Je lis l’interview d’un de mes camarades d’HEC, totalement immergé dans le Web, qui évoque, dans le dernier numéro de la revue Hommes et Commerces, une nouvelle application :
– « La startup FourSquare propose une application permettant de signaler à tout instant l’endroit où vous vous trouvez. Vos amis peuvent être tenus au courant de vos déplacements et vous retrouver plus facilement si par hasard vous passez près d’eux ».
– Question attendue de la revue : « Cette dimension ‘Big Brother‘ ne vous paraît pas effrayante ? »
– Réponse non moins attendue : « Ce n’est pas l’existence de cet outil fantastique qui pose problème en soi. Il s’agit de l’utiliser avec morale et éthique ».
Mais un peu plus haut, dans une présentation de la face cachée de ce camarade, je note cet aveu : « Je ne lis pas assez de livres. Je suis tellement drogué par l’Internet que j’ai du mal à décrocher pour lire un roman, même en vacances ».

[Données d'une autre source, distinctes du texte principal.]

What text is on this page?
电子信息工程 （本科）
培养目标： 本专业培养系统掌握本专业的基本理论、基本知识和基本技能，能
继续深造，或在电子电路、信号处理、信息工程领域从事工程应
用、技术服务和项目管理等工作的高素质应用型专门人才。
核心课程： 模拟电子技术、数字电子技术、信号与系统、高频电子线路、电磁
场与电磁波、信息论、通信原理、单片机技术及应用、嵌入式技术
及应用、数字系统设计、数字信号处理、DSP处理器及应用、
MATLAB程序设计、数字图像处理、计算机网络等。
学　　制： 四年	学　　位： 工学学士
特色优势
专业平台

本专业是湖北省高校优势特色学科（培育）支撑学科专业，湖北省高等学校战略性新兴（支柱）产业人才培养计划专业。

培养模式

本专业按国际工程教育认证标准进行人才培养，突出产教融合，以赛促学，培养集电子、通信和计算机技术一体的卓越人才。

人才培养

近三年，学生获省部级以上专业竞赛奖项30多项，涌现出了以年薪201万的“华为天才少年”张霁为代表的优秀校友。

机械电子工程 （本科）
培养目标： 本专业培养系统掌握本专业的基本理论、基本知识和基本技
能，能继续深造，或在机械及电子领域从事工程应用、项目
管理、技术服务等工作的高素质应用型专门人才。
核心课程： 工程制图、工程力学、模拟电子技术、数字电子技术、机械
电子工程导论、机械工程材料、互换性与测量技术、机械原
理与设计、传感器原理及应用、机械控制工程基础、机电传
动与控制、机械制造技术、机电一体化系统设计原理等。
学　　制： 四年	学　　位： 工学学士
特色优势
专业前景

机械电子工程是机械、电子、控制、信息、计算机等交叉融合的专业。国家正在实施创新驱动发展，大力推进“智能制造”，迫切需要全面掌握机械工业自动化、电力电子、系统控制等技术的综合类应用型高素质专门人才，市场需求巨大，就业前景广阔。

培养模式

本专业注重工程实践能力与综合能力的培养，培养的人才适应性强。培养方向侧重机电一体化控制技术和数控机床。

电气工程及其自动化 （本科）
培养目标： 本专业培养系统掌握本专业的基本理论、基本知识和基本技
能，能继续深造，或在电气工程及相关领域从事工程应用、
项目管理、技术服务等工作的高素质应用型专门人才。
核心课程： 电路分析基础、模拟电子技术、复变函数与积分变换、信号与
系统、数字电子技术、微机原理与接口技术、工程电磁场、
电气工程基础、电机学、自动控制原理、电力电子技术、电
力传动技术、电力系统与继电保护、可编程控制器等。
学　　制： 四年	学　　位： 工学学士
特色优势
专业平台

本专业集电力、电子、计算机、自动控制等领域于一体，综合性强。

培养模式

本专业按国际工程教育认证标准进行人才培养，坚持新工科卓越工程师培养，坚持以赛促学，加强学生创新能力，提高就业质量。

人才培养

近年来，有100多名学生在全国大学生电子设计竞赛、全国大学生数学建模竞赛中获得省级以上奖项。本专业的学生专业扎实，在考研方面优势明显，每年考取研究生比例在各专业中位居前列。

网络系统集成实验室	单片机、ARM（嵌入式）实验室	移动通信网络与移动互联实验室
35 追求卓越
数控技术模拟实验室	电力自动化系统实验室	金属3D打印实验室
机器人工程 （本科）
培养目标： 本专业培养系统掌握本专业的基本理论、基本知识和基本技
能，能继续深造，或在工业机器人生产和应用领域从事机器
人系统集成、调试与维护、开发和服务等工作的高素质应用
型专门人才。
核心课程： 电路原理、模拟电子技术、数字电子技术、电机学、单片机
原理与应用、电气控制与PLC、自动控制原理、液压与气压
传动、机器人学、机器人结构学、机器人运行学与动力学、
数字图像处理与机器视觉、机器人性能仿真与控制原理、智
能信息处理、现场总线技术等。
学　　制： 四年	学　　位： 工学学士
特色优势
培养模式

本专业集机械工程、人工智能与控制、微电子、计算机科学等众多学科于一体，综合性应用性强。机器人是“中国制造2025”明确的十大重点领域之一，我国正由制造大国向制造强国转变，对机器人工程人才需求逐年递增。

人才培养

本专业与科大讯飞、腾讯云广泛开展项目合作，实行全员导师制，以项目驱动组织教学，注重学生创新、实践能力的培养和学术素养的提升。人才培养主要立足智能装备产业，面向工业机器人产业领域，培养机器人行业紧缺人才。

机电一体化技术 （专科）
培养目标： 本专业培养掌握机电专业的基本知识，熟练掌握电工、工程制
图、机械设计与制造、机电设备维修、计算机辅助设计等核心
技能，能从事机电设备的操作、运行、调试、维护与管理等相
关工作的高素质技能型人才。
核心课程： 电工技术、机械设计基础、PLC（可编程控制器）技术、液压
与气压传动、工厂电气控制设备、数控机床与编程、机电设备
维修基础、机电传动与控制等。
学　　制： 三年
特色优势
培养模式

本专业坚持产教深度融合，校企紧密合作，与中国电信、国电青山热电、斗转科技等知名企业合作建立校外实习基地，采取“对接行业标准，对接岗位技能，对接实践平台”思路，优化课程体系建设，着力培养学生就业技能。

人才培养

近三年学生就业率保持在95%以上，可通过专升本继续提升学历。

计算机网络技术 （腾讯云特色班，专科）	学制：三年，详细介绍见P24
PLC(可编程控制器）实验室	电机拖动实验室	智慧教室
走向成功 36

Désolé pour mon camarade, je suis extrêmement inquiet pour lui, pour sa famille, et pour tous ceux qui le suivront dans cette voie. Ce qu’il évoque et dont il ne se méfie pas suffisamment, c’est bien Big Brother, la disparition progressive et inéluctable du soi, l’oubli de cette intimité qui nous donne d’exister, d’être différent, d’accueillir les autres. Les accueillir et non pas n’exister que par eux. La lecture, mais on pourrait tout aussi bien évoquer la prière, la pratique de certains arts, et bien d’autres choses encore, est un lieu de retrait, mais aussi de décantation et de construction, absolument indispensable à l’équilibre humain. De tels lieux animent nos vies, au sens fort de ce verbe, ils leur donnent une âme, ce que ne fera jamais Internet, dont je suis quand même, qu’on ne s’y trompe pas et ce blog en témoigne parmi bien d’autres choses, un « pratiquant ».
Il faut lire ou relire l’oeuvre de ce sociologue protestant (les deux mots sont importants), aujourd’hui sans doute bien oublié en France, Jacques Ellul (1912-1994, voir le site qui lui est dédié), qui a consacré une partie de sa vie à réfléchir sur la technique et la modernité. Au centre de cette réflexion, du moins à mes yeux, figure un petit chef d’oeuvre intitulé La parole humiliée (1981), que l’on ne doit plus trouver que dans certaines bibliothèques. L’auteur y explique de manière convaincante comment la modernité s’appuie sur la technique, et celle-ci sur le « voir », aux dépens de la parole et de l’entendre, valeurs éminemment bibliques, et combien ce « voir » est envahissant, refusant le temps et la distance qu’accorde justement la parole.
Car la parole et tout ce qui s’y rapporte respectent une intimité que la technique pure ne cessera jamais de vouloir effacer, comme le montre l’aveu de mon camarade sur la lecture : ici, comment ne pas repenser, même s’il s’agit de cinéma et donc du « voir », à ce chef d’oeuvre prophétique, et donc toujours actuel, que sont Les Temps Modernes, de Charles Chaplin ?.
On parle aujourd’hui, pour certaines professions, de droit de retrait : j’invoque pour ma part et pour tout homme ledevoir de retrait, celui tout simple par exemple de n’avoir pas toujours son téléphone portable avec soi, celui de tenir la technique à distance, celui qui donne sa seule chance à l’intimité, et donc à l’être humain singulier, d’exister en vérité.